El panorama era desolador. Ninguna de las alternativas planteadas por el entrenador cántabro del Balonmano Nava parecía ser la solución, y tan solo tres exclusiones de los visitantes y tres paradas consecutivas de Samuel permitieron a los rojiblancos mantener un hilo de vida de cara a la segunda parte.

Pero los segundos treinta minutos comenzaron de una forma muy similar a los primeros, si bien es cierto que el ritmo goleador de los manchegos era más bajo que en el primer periodo. Pero de nuevo el cortocircuito de los naveros era importante, tardando más de seis minutos en ver puerta gracias a un lanzamiento desde el extremo de Bruno Vírseda.

Empuje final

Pasaban los minutos y la renta de los ciudadrealeños oscilaba siempre entre los siete y los ocho goles, con el Balonmano Nava tratando de encontrar una racha que les hiciera soñar con una posible remontada. Sin embargo, los fallos, las imprecisiones y la falta de acierto en ambas porterías frustraban cualquier esperanza.

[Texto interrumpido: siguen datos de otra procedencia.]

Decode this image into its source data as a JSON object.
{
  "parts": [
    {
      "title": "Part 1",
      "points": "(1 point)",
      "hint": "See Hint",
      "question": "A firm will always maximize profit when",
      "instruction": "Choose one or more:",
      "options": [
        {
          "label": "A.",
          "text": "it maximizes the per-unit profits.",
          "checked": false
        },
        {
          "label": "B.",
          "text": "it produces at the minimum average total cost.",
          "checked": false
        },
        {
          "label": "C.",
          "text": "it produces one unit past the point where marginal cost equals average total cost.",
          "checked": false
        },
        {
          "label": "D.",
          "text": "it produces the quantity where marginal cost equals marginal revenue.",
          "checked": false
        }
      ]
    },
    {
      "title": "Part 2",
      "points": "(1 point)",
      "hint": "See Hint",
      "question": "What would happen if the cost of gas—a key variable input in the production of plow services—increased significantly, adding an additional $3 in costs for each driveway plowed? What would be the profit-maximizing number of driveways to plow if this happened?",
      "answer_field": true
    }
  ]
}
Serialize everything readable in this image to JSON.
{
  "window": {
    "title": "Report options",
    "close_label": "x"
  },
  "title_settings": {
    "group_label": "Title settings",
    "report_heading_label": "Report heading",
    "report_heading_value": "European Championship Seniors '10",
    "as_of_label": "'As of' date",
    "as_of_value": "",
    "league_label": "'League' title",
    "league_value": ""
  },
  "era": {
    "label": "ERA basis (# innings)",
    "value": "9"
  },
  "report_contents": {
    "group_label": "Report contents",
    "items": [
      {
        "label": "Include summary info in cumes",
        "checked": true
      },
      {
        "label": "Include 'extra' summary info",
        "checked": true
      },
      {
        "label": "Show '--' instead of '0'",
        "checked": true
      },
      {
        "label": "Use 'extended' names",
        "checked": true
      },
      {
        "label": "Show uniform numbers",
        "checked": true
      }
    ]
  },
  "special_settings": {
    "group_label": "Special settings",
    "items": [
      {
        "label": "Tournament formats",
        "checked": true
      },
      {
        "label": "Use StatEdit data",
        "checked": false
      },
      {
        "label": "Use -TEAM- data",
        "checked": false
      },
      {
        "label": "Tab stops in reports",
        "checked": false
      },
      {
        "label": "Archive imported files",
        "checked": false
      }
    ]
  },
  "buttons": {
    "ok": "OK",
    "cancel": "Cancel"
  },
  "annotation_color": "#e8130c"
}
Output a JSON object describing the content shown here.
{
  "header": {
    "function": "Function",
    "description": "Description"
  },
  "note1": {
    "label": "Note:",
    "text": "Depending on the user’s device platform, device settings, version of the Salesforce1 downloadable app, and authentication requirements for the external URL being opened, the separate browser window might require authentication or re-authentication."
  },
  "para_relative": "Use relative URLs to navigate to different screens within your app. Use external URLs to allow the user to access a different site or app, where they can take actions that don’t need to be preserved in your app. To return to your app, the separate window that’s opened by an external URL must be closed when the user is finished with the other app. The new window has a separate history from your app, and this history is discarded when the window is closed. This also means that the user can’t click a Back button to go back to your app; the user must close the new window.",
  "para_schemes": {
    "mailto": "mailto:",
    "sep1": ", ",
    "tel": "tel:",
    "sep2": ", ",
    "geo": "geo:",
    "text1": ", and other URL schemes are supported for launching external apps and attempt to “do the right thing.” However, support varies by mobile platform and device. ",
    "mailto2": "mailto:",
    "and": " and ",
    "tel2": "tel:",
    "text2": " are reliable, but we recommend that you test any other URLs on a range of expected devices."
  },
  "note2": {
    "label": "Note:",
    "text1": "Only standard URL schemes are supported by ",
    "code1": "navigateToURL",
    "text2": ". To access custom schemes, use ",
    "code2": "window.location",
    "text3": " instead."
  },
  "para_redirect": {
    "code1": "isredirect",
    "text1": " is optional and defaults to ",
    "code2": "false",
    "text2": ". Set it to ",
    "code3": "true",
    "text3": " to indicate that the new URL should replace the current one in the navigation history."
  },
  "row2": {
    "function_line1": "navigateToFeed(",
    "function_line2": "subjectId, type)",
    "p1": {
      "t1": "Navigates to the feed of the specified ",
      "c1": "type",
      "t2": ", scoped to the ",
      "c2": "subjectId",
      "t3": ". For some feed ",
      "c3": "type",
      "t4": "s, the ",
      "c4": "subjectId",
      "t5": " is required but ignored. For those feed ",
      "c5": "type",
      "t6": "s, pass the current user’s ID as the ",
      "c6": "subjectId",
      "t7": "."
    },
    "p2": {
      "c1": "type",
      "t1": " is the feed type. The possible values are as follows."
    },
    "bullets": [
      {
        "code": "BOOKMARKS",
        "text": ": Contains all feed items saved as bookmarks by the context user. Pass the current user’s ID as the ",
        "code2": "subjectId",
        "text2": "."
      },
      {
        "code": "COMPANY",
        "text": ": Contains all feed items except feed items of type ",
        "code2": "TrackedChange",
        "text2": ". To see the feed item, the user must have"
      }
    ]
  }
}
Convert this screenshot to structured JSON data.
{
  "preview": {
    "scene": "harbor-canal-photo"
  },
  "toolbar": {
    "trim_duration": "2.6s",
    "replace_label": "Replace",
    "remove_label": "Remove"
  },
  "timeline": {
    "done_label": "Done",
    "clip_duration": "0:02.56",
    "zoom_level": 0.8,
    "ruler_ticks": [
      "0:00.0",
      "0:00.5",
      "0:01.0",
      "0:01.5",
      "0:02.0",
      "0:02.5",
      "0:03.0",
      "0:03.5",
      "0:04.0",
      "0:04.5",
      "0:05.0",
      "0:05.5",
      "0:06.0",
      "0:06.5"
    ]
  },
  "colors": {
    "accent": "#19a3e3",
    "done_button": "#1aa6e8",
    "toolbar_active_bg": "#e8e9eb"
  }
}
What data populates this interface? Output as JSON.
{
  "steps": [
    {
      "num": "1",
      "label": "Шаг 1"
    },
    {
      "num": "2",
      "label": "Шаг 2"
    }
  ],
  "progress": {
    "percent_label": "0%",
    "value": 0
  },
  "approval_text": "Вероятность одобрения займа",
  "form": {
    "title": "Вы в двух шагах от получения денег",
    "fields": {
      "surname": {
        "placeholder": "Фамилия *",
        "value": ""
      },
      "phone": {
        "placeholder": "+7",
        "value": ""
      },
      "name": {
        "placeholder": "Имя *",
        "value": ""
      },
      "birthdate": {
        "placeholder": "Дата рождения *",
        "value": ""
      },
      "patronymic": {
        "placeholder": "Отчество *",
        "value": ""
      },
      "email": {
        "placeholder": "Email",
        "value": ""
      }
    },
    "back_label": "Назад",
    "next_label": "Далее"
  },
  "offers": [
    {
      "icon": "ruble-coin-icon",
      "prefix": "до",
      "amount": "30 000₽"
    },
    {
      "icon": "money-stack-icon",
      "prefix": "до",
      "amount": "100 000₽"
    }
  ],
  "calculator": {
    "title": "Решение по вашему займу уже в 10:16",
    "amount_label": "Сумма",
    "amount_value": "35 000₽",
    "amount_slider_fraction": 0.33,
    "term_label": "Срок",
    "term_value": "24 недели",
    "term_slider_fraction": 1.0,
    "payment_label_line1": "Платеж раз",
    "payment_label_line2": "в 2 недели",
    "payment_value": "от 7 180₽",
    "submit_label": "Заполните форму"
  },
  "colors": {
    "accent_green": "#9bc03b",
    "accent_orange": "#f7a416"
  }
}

Y si esta amagaba con aparecer, allí emergía la figura roja de Jorge para desesperar a los jugadores, los técnicos y la afición navera.

En el tramo final del choque, el conjunto de Óscar Perales logró endosar al Balonmano Alarcos un parcial de 4-0, logrando reducir la diferencia en el electrónico. A falta de cinco para el final, Antonio Llopis puso el 21-24 que hizo soñar con la hazaña al equipo navero, que estaba jugando los mejores minutos hasta el momento. Pero en la jugada siguiente llegó la exclusión de Alberto García para terminar de romper los sueños de La Nava, que con un jugador menos lo intentó hasta el final. Los locales maquillaron el resultado en los instantes finales de un partido que se cerró con victoria del Balonmano Alarcos Ciudad Real por 24-27.